More Chinese Internet Restrictions are put in Place
It is neither the first nor the last time we will see China enforce strict censorship upon internet users. Ever since China got connected to the World Wide Web, the government has actively tried to prevent people from spreading too much information about the country. Moreover, rules have been put in place to ensure people can’t access specific content or services. In most cases, these restrictions are easily bypassed by using a VPN.
That is no longer possible either, as the government is cracking down on VPN service providers and users alike. It is evident there is a growing fear among officials that the internet may paint a worrisome picture of the country and its inner workings. Especially now that the 19th National Congress of the Chinese Communist Party is preparing to kick off next week, countermeasures need to be taken.

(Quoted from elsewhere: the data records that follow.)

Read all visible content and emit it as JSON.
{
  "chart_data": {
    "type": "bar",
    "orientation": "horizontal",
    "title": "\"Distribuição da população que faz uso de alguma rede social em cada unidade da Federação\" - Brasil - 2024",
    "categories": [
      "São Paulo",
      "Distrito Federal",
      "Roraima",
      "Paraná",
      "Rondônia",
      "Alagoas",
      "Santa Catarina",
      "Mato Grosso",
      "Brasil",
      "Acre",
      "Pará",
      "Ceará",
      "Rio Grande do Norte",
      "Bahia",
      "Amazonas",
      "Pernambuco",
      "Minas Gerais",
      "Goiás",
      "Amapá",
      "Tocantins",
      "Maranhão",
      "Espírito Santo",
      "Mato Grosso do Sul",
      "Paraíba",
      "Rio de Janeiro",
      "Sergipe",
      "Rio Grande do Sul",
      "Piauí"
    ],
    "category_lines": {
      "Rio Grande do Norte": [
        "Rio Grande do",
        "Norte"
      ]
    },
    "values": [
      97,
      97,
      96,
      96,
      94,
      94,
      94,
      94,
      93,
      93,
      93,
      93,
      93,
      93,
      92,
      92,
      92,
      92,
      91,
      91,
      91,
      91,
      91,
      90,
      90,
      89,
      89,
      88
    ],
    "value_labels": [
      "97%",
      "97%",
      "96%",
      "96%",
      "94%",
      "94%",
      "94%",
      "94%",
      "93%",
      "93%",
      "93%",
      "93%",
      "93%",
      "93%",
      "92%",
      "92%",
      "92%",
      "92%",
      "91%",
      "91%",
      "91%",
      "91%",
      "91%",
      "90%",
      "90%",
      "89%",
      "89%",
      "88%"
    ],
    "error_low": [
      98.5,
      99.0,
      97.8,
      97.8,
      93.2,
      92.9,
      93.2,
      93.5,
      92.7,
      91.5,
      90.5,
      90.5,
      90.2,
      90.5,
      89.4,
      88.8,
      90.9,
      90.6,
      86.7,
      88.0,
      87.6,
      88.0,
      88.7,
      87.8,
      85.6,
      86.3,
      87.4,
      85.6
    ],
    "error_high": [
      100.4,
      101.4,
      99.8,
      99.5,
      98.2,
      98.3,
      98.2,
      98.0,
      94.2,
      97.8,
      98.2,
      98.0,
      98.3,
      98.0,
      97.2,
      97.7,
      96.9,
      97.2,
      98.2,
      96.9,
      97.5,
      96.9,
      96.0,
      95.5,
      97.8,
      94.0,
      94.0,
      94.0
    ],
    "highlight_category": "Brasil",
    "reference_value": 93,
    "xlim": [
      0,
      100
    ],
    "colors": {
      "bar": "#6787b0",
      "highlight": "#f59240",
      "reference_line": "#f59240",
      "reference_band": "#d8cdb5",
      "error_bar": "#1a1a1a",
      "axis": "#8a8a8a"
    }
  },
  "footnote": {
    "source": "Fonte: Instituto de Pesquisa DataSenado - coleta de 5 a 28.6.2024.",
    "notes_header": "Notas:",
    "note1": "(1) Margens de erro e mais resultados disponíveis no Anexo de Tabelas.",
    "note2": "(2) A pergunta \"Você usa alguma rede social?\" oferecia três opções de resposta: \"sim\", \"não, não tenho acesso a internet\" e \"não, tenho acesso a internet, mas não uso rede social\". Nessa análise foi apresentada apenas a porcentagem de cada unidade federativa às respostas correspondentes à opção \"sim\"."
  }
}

More specifically, sources claim President Xi Jinping will not hesitate to enforce certain new rules. The goal is to increase his influence and control over the Party itself and how the internet is used within the country. With censorship having reached new all-time highs already, it is troublesome to think about what the Chinese government may attempt to do next in this regard. Indeed, online expression is being scrutinized more than any other form of internet activity right now.
On the other end of the spectrum, we have seen privacy advocates fight the good fight and seek to oppose governmental restrictions. So far, the uphill battle has not gone all that well, although things are slowly heading in a better direction. For every small victory the privacy advocates chalk up, there are a handful of even stricter countermeasures to contend with. Censorship is never the answer, but neither is communism.
It is expected online group chats, for instance, will need to contend with even more censorship-driven methods in the future. Any administrator of such a group now has to police their friends’ conversations under the current laws. It is unclear how even more severe laws could be introduced in this regard, but rest assured the Chinese government will have a few cards to play.
All of this goes to show the Chinese government is interested in meddling with people’s daily lives first and foremost. It’s a rather strange approach, considering the government has plenty of other issues on its plate to tackle in the coming months and years. Then again, one has to acknowledge the countermeasures being taken are a sign of sophistication one wouldn’t necessarily expect from this government. It will be interesting to see how things play out in the coming days and weeks.